Visiting Marakai really blew my mind.
Kaia and I tried out the local fashion and walked around in leaf skirts for most of the day. I realized that no clothes = no laundry. Imagine that! Cam had adopted the local “malmal” (loin cloth) since we were at Riki’s. The first one he got was made of cloth, but in Marakai, even cotton cloth is too western! They gave him one made from the inner bark of a tree. It was a bit stiff at first, but after he swam in it, he said it softened up quite nicely!
With Irene, we visited one of the vegetable gardens and also saw an artificial pond that the villagers have stocked with fish.
Cam took part in another evening of kava drinking and socializing in the men’s nakamal (meeting house). This time it had the undesirable effect of making him nauseous and unable to sleep. I guess all the warnings about the kava being different in Vanuatu than Fiji were true. Too bad he didn’t heed them. So our walk out the next day started off with one very hurting guy! The village sang a farewell song (actually with English lyrics, composed by Jimmy Stevens!) and we thanked them for the amazing hospitality.
Luckily, after a couple of hours, Cam’s stomach started to feel better and he was able to enjoy the walk. But I hadn’t been too worried because I had total confidence that had he been too sick to continue, our guide and porters would have simply built a small shelter for us to stay in. Honestly, there is nothing they can’t do with those machetes! The trail was quite muddy as it rained on and off, and there were some very steep sections, both up and down. We stayed the night in the nakamal of another village, Tsarangatui. Our soaking wet clothes didn’t really dry, but we knew we were only a couple of hours from the end point of the trek. Once again, the local fashion would have been more practical!

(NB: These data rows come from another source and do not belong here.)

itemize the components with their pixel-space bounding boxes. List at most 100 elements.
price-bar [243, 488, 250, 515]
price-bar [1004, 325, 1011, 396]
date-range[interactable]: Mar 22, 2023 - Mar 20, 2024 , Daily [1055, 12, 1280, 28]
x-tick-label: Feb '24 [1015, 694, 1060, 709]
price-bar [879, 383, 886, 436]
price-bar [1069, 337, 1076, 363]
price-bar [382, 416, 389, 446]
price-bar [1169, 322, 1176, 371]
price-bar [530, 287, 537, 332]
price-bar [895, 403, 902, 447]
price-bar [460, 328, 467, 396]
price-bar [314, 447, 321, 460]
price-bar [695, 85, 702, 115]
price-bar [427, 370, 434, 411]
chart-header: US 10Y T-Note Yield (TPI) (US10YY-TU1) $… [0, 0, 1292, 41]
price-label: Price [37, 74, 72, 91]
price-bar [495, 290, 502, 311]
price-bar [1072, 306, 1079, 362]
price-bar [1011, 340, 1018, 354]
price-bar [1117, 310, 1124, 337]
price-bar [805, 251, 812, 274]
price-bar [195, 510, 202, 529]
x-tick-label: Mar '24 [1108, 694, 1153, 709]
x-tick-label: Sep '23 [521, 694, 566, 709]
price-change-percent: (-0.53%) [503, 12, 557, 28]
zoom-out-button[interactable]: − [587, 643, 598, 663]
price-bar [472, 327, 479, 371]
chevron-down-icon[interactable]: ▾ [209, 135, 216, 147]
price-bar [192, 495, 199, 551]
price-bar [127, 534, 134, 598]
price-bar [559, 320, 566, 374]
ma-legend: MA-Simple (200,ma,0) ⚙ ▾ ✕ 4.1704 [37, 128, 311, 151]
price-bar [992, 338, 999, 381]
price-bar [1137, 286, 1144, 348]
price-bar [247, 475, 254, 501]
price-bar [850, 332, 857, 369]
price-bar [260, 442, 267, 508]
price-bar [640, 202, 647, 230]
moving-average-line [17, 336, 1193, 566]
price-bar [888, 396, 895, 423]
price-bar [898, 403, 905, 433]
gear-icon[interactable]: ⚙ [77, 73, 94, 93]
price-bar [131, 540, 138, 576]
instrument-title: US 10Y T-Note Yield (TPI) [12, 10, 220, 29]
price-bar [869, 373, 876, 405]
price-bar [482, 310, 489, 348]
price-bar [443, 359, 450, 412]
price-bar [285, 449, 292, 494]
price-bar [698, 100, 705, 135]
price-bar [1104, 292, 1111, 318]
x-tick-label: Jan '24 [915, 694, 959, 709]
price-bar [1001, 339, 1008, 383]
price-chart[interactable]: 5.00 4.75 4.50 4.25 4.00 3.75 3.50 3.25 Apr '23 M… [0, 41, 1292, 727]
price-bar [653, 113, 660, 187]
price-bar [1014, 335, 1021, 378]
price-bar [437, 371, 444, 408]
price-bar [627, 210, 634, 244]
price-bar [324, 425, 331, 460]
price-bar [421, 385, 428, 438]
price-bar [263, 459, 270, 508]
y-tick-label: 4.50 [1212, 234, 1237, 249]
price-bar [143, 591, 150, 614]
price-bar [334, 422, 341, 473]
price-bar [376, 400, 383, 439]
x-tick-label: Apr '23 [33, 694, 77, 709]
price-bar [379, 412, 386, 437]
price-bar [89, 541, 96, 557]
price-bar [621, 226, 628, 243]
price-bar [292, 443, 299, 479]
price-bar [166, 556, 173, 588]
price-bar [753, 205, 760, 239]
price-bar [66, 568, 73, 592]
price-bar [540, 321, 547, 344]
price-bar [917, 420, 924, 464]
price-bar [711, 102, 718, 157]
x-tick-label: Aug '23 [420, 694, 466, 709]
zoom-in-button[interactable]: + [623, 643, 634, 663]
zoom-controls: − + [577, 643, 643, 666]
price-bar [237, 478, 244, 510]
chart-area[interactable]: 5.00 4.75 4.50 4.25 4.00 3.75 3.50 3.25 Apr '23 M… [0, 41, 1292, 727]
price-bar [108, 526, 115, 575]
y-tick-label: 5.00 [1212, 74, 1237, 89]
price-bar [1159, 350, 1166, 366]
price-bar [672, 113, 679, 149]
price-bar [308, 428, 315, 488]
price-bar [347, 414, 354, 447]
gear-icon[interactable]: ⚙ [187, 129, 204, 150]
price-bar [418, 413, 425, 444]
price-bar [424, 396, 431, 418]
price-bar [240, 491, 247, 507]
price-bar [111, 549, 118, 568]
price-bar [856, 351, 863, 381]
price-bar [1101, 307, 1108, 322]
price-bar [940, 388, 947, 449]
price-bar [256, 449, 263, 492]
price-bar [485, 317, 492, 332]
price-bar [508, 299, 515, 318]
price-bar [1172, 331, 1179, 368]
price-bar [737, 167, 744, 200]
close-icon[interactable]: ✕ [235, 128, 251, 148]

During our trek, there were four languages being spoken among the 8 of us. With Esther, we spoke English; with Thomas and the porters we spoke French, but Esther and they communicated in Bislama. And the three of them (Thomas, Anatol and Anagle) used their traditional dialect. It worked beautifully.
From Namourou, John, the same driver who had taken us to the start of the trek, drove us back to Luganville. He has been able to buy a pickup truck because he works seasonally in the fruit orchards in New Zealand.
Life in Marakai reminded me of the Himba vallages we visited in Namibia; traditional and village-centered. The openness and generosity of the people reminded me of the homestay we did on the island of Amantani in Lake Titicaca. But in Marakai, I sensed a sereneness and a level of contentedness among the people that was unique.